C’est un peu la synthèse de toutes les questions précédentes…Sans devenir paranoïaque ni inquiéter vos proches, il est bon de se poser régulièrement cette question en son for intérieur. Il faut aussi se dire que l’accident peut arriver…à soi-même, ce qui suppose que sa famille et ses proches sachent aussi se débrouiller pour conduire (y compris en 4X4!), pour soigner, pour prévenir…

dernière anecdote en forme de conclusion : l’autre jour, je me suis fait piquer par un scorpion, en pleine nuit, à 300 kms d’Amman, hors couverture téléphonique, et à 20 kms de la route la plus proche. Suite à cela, on s’est dit qu’un partage d’expérience ne serait pas inutile 🙂 .


Et oui, la rando nature est avant tout un sport d’équipe ! Merci de nous suivre. Enjoy, and share 🙂


familyinjordan

Une famille qui découvre la Jordanie et le Monde. Suivez notre blog sur la Jordanie : nature, voyage, culture et rencontres sont tout ce qu'on aime !

5 Comments

François · 26 octobre 2018 at 19:31

Bonjour,
Décidément je vous lis beaucoup ces temps ci !
Bel article bien documenté qui sent le vécu
Une question reste en suspens …… qu’avez vous fait suite à la piqure du scorpion ?
Bonne soirée
François

    familyinjordan · 26 octobre 2018 at 19:45

    On a immédiatement fouillé le camp, pour le retrouver et l’identifier.
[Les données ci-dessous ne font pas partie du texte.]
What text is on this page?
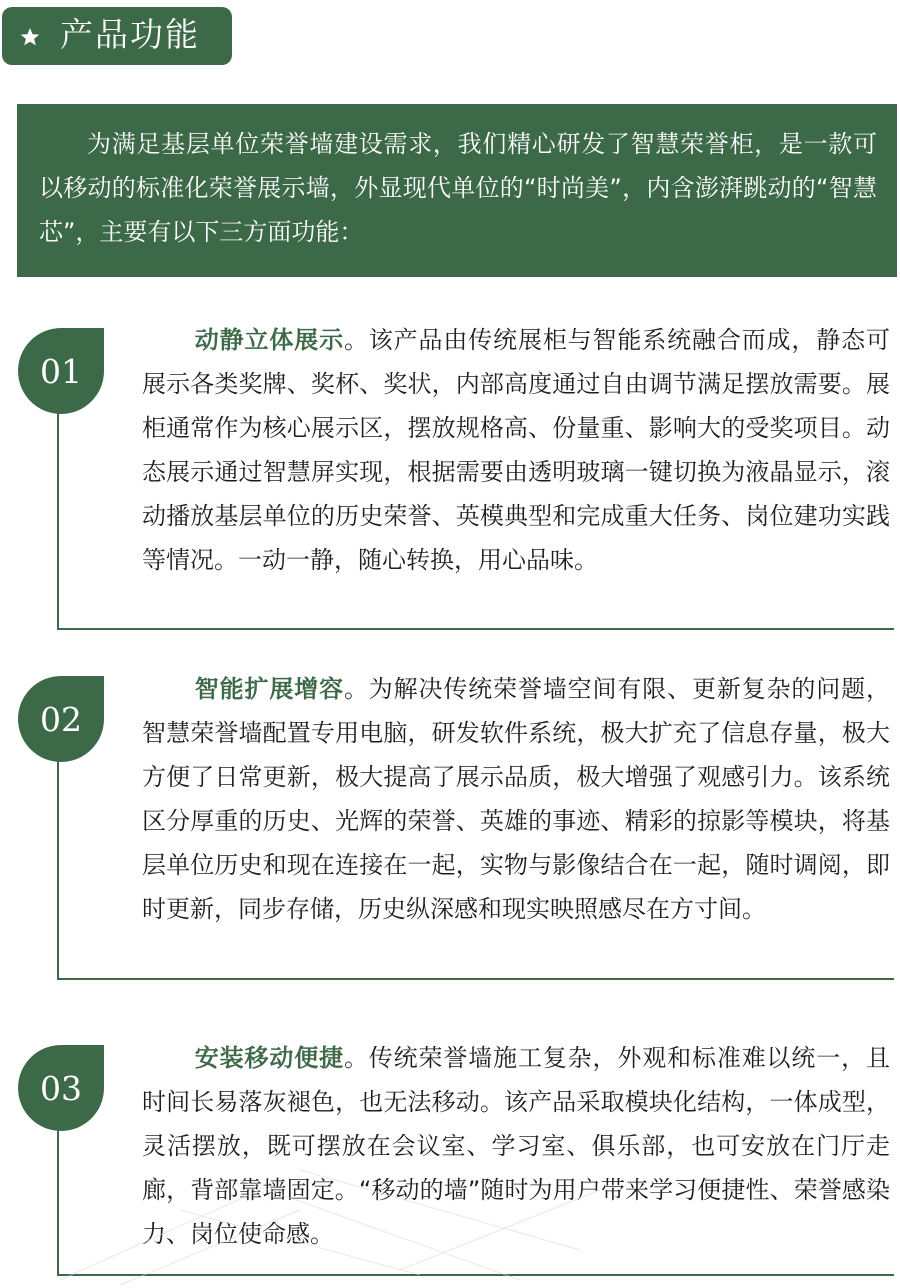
产品功能

为满足基层单位荣誉墙建设需求，我们精心研发了智慧荣誉柜，是一款可以移动的标准化荣誉展示墙，外显现代单位的“时尚美”，内含澎湃跳动的“智慧芯”，主要有以下三方面功能：

01

动静立体展示。该产品由传统展柜与智能系统融合而成，静态可展示各类奖牌、奖杯、奖状，内部高度通过自由调节满足摆放需要。展柜通常作为核心展示区，摆放规格高、份量重、影响大的受奖项目。动态展示通过智慧屏实现，根据需要由透明玻璃一键切换为液晶显示，滚动播放基层单位的历史荣誉、英模典型和完成重大任务、岗位建功实践等情况。一动一静，随心转换，用心品味。

02

智能扩展增容。为解决传统荣誉墙空间有限、更新复杂的问题，智慧荣誉墙配置专用电脑，研发软件系统，极大扩充了信息存量，极大方便了日常更新，极大提高了展示品质，极大增强了观感引力。该系统区分厚重的历史、光辉的荣誉、英雄的事迹、精彩的掠影等模块，将基层单位历史和现在连接在一起，实物与影像结合在一起，随时调阅，即时更新，同步存储，历史纵深感和现实映照感尽在方寸间。

03

安装移动便捷。传统荣誉墙施工复杂，外观和标准难以统一，且时间长易落灰褪色，也无法移动。该产品采取模块化结构，一体成型，灵活摆放，既可摆放在会议室、学习室、俱乐部，也可安放在门厅走廊，背部靠墙固定。“移动的墙”随时为用户带来学习便捷性、荣誉感染力、岗位使命感。
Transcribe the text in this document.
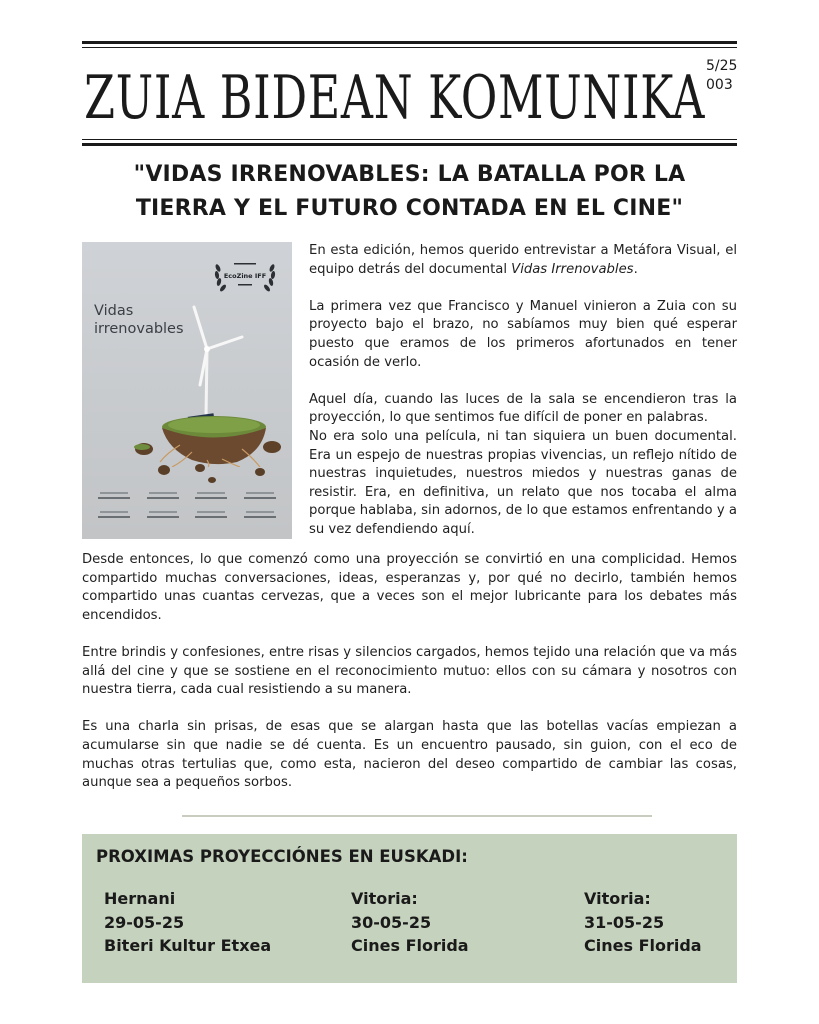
ZUIA BIDEAN KOMUNIKA 5/25
003
"VIDAS IRRENOVABLES: LA BATALLA POR LA
TIERRA Y EL FUTURO CONTADA EN EL CINE"
EcoZine IFF
Vidas
irrenovables

En esta edición, hemos querido entrevistar a Metáfora Visual, el equipo detrás del documental Vidas Irrenovables.

La primera vez que Francisco y Manuel vinieron a Zuia con su proyecto bajo el brazo, no sabíamos muy bien qué esperar puesto que eramos de los primeros afortunados en tener ocasión de verlo.

Aquel día, cuando las luces de la sala se encendieron tras la proyección, lo que sentimos fue difícil de poner en palabras.

No era solo una película, ni tan siquiera un buen documental. Era un espejo de nuestras propias vivencias, un reflejo nítido de nuestras inquietudes, nuestros miedos y nuestras ganas de resistir. Era, en definitiva, un relato que nos tocaba el alma porque hablaba, sin adornos, de lo que estamos enfrentando y a su vez defendiendo aquí.

Desde entonces, lo que comenzó como una proyección se convirtió en una complicidad. Hemos compartido muchas conversaciones, ideas, esperanzas y, por qué no decirlo, también hemos compartido unas cuantas cervezas, que a veces son el mejor lubricante para los debates más encendidos.

Entre brindis y confesiones, entre risas y silencios cargados, hemos tejido una relación que va más allá del cine y que se sostiene en el reconocimiento mutuo: ellos con su cámara y nosotros con nuestra tierra, cada cual resistiendo a su manera.

Es una charla sin prisas, de esas que se alargan hasta que las botellas vacías empiezan a acumularse sin que nadie se dé cuenta. Es un encuentro pausado, sin guion, con el eco de muchas otras tertulias que, como esta, nacieron del deseo compartido de cambiar las cosas, aunque sea a pequeños sorbos.

PROXIMAS PROYECCIÓNES EN EUSKADI:
Hernani
29-05-25
Biteri Kultur Etxea
Vitoria:
30-05-25
Cines Florida
Vitoria:
31-05-25
Cines Florida
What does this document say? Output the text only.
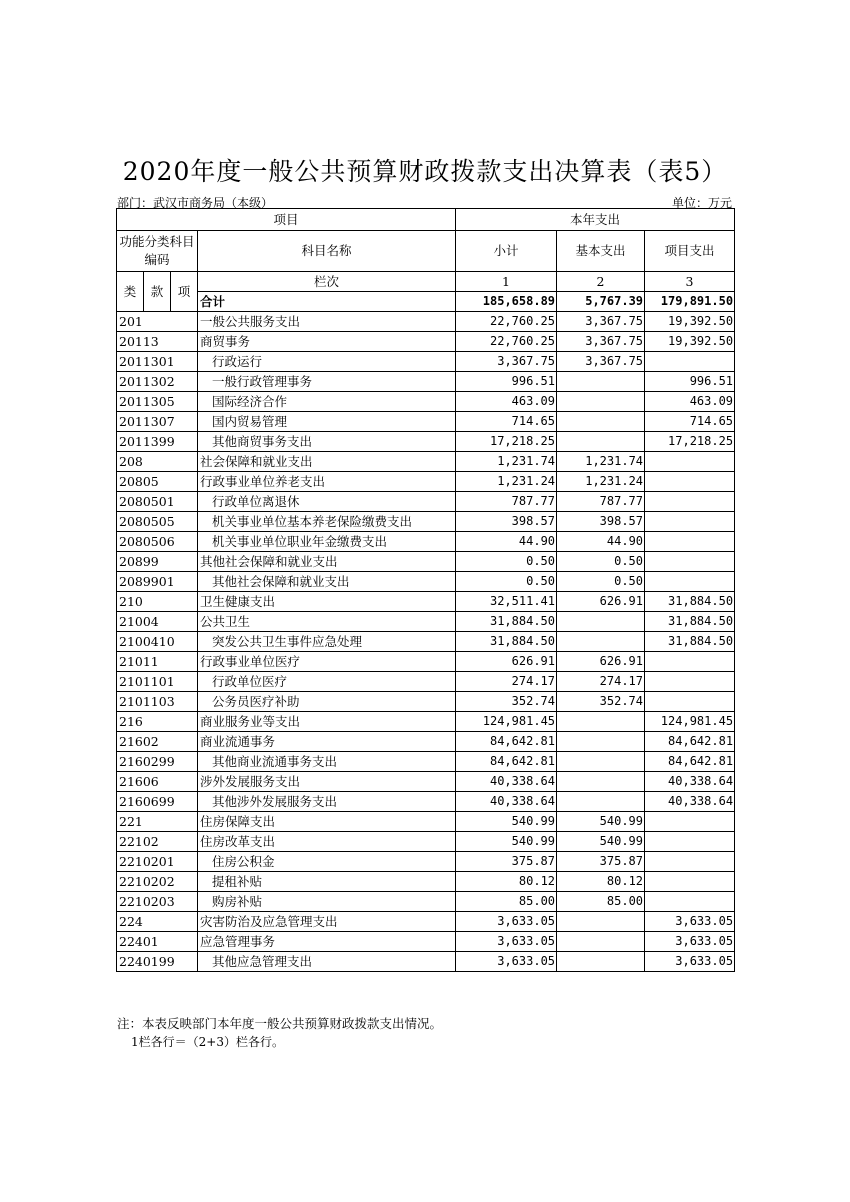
2020年度一般公共预算财政拨款支出决算表（表5）
部门：武汉市商务局（本级）	单位：万元
项目				本年支出		
功能分类科目编码			科目名称	小计	基本支出	项目支出
类	款	项				
			栏次	1	2	3
			合计	185,658.89	5,767.39	179,891.50
201			一般公共服务支出	22,760.25	3,367.75	19,392.50
20113			商贸事务	22,760.25	3,367.75	19,392.50
2011301			行政运行	3,367.75	3,367.75	
2011302			一般行政管理事务	996.51		996.51
2011305			国际经济合作	463.09		463.09
2011307			国内贸易管理	714.65		714.65
2011399			其他商贸事务支出	17,218.25		17,218.25
208			社会保障和就业支出	1,231.74	1,231.74	
20805			行政事业单位养老支出	1,231.24	1,231.24	
2080501			行政单位离退休	787.77	787.77	
2080505			机关事业单位基本养老保险缴费支出	398.57	398.57	
2080506			机关事业单位职业年金缴费支出	44.90	44.90	
20899			其他社会保障和就业支出	0.50	0.50	
2089901			其他社会保障和就业支出	0.50	0.50	
210			卫生健康支出	32,511.41	626.91	31,884.50
21004			公共卫生	31,884.50		31,884.50
2100410			突发公共卫生事件应急处理	31,884.50		31,884.50
21011			行政事业单位医疗	626.91	626.91	
2101101			行政单位医疗	274.17	274.17	
2101103			公务员医疗补助	352.74	352.74	
216			商业服务业等支出	124,981.45		124,981.45
21602			商业流通事务	84,642.81		84,642.81
2160299			其他商业流通事务支出	84,642.81		84,642.81
21606			涉外发展服务支出	40,338.64		40,338.64
2160699			其他涉外发展服务支出	40,338.64		40,338.64
221			住房保障支出	540.99	540.99	
22102			住房改革支出	540.99	540.99	
2210201			住房公积金	375.87	375.87	
2210202			提租补贴	80.12	80.12	
2210203			购房补贴	85.00	85.00	
224			灾害防治及应急管理支出	3,633.05		3,633.05
22401			应急管理事务	3,633.05		3,633.05
2240199			其他应急管理支出	3,633.05		3,633.05
注：本表反映部门本年度一般公共预算财政拨款支出情况。
1栏各行＝（2+3）栏各行。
Il m’a piqué de nuit, et je me doutais que sa taille était réduite car j’ai peu senti son poids sur ma main au moment de la piqure.
    Après l’avoir retrouvé caché sous mon tapis de rando, je l’ai pris en photo…et tué. On a ensuite guetté, éveillés bien sûr, les conséquences de la piqûre dont on pressentait qu’elle ne serait pas trop grave, car seule une espèce est mortelle içi, et elle est assez reconnaissable. En se tenant prêt à lever le camp pour aller voir le bédouin avec qui j’avais discuté durant l’après midi, voire au village le plus proche…
    Après une première phase de doute (sentir le venin dans la main, puis un peu moins dans le bras, puis encore un peu moins dans le tronc), on a compris que ce ne serait pas trop grave et qu’il n’y aurait pas de choc anaphylactique.
    Mais les 3 leçons qu’on en tire sont : 1 ne plus bivouaquer par terre, même sur des matelas doublés d’une natte de 4MX5M , 2 acheter des minis lits de camp (on en trouve à une quarantaine d’euros, et 3 renforcer la dose d’anti-histaminiques dans notre pharmacie (on précise que les enfants, eux, dorment toujours dans la voiture ! 🙂 )

    Renseignement pris, un français qui a passé 30 ans dans le désert n’a connu que 4 cas de piqûres de scorpions. On a donc peut être joué le joker piqûre pour un bout de temps, mais bon…:-)

      François · 26 octobre 2018 at 21:15

      ……. moi qui m’imaginais le couteau qui entaille la peau au droit de la piqure, la séance d’aspiration et puis les fièvres et le délire pour se réveiller dans la tente d’Ali Ibn Kharish 😉
      Non je plaisante, mais j’ai bien noté : ne pas dormir au sol + avoir un anti-histaminique avec soit dans la pharmacie de marche.